Tuesday, October 18, 2005

Humanity

Sometimes Nigerians can be so down on themselves, when what we should be down on is humanity itself. This feeling is hardly surprising, given the things that happen. For example, some friends visited us the other day - they run a community for the mentally destitute way out East in Abia State. They told of a witch-hunt that is going on at present in the neighbourhood. It all began when some children alleged that they saw naked people dancing in the forest at night. The next thing that happened is that some people were accused of being witches. A witch-doctor was hired from Cross River State to come and sort out the problem. The first thing he did was ask the Local Government whether he could come - warning the officials that those that are witches would die when they drank his potion, and those that survived would then be found to be clean of all evil forces. He was allowed in (for a fee of N200,000), and since that time, many people have died of his poison, being forced to unceremoneously dumped in the ground in unattended funerals of shame, rather than buried.

Then again, the story that a young boy was lynched and set alight in broad daylight in Lagos yesterday by a gleeful crowd (he was suspected of kidnapping another boy) shocks but should not surprise. Nigeria is similar to medieval Europe in terms of its current social structure - a feudal system with no functioning justice system, creating a Big Man/baying masses syndrome (the exact equivalent of the Lord vs the braying Tyburn Mob salivating in front of the Gallows near modern day Marble Arch).

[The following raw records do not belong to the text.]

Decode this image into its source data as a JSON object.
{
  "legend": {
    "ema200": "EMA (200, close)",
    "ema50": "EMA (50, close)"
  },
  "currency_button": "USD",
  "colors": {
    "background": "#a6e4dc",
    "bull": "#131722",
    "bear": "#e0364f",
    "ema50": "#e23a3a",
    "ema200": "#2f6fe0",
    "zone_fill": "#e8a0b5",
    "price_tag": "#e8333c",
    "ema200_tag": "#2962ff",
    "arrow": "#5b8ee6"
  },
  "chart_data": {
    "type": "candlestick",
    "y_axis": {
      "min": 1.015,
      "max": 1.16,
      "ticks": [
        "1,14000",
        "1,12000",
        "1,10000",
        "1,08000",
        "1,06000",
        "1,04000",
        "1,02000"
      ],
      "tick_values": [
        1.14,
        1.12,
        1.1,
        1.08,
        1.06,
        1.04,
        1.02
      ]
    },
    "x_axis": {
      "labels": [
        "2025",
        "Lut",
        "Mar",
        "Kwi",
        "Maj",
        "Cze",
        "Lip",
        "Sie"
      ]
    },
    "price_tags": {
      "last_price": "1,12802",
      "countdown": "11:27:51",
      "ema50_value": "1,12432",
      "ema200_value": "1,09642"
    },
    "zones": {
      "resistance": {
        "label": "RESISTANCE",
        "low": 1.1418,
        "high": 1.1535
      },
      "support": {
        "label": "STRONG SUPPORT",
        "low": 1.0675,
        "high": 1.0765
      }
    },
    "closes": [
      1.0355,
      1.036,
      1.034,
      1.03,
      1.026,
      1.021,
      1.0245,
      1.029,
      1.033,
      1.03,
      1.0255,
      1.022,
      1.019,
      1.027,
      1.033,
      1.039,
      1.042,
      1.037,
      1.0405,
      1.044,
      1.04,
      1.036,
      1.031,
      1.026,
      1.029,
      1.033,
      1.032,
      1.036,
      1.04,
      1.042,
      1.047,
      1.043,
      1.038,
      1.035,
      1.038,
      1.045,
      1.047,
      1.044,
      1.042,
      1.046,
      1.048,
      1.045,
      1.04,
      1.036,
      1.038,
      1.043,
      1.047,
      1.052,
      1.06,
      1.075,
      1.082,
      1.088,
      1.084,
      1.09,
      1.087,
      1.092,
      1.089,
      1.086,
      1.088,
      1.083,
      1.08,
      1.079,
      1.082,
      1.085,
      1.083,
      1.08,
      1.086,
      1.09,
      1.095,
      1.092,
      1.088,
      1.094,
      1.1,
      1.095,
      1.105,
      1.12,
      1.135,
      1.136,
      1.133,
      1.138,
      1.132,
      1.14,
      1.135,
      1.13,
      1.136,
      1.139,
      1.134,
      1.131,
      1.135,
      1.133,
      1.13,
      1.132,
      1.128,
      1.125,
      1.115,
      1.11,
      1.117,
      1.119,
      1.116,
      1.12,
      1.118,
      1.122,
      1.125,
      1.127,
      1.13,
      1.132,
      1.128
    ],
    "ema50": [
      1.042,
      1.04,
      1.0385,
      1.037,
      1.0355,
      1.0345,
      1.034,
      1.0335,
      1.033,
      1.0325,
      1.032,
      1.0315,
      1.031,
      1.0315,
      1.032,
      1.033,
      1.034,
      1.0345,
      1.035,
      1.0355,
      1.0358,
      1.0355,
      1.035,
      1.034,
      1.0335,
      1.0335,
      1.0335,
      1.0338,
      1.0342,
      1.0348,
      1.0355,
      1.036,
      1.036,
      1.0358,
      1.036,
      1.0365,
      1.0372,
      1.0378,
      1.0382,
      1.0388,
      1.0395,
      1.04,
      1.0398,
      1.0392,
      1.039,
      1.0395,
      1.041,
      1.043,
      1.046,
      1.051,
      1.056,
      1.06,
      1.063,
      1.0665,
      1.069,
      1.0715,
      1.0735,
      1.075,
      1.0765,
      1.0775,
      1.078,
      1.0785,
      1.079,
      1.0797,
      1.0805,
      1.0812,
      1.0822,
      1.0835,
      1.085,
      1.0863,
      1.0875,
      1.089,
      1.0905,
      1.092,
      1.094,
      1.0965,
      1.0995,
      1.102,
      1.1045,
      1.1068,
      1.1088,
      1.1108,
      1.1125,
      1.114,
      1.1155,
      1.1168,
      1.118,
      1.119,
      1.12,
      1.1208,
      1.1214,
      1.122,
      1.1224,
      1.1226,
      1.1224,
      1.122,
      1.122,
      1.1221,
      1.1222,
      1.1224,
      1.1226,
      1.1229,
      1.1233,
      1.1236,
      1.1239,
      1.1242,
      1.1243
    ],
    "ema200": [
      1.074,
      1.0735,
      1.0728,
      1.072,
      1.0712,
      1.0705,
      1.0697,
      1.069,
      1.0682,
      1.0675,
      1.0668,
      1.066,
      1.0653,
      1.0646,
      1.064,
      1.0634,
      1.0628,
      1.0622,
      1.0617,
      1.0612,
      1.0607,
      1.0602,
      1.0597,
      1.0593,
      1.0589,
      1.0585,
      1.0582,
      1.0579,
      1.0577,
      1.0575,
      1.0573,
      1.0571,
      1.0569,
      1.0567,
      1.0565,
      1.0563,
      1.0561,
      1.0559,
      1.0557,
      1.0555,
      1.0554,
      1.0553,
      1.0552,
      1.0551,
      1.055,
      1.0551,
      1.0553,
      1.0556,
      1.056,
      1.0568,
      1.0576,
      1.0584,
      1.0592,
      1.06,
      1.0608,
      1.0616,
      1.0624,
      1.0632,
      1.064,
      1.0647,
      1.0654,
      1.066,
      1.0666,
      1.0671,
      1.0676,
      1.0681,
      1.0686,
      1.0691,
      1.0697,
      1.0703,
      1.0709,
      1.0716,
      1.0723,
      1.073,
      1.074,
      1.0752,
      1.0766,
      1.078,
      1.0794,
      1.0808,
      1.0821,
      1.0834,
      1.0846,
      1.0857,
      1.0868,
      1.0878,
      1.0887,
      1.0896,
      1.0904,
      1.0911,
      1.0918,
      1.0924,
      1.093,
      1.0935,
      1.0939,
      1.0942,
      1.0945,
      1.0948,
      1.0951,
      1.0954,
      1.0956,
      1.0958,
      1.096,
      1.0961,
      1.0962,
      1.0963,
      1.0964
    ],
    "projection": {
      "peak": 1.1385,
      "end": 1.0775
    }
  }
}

These depressing stories (there are many more) do not reveal anything specific about the nature of Nigerian humanity; rather, they reveal what can happen to any human society given a certain context in which to operate. Power-without-reason and justice-without-law can have awful consequences on any human context. While humans have created pyramids and cathedrals and the loveliest music in times of cultural rebirth, there is a daemon within the human spirit that unleashes madness and destruction given the opportunity. Only reason-based structures and processes, creating a sustainable infrastructure and accountable legal system can rid the country of these acts of senseless violence. The sad thing about we humans is that even when a society does have these mechanisms in place, barbarism still exists (witness the lad whose was beaten to death in a gay-bashing attack on Clapham Common last weekend).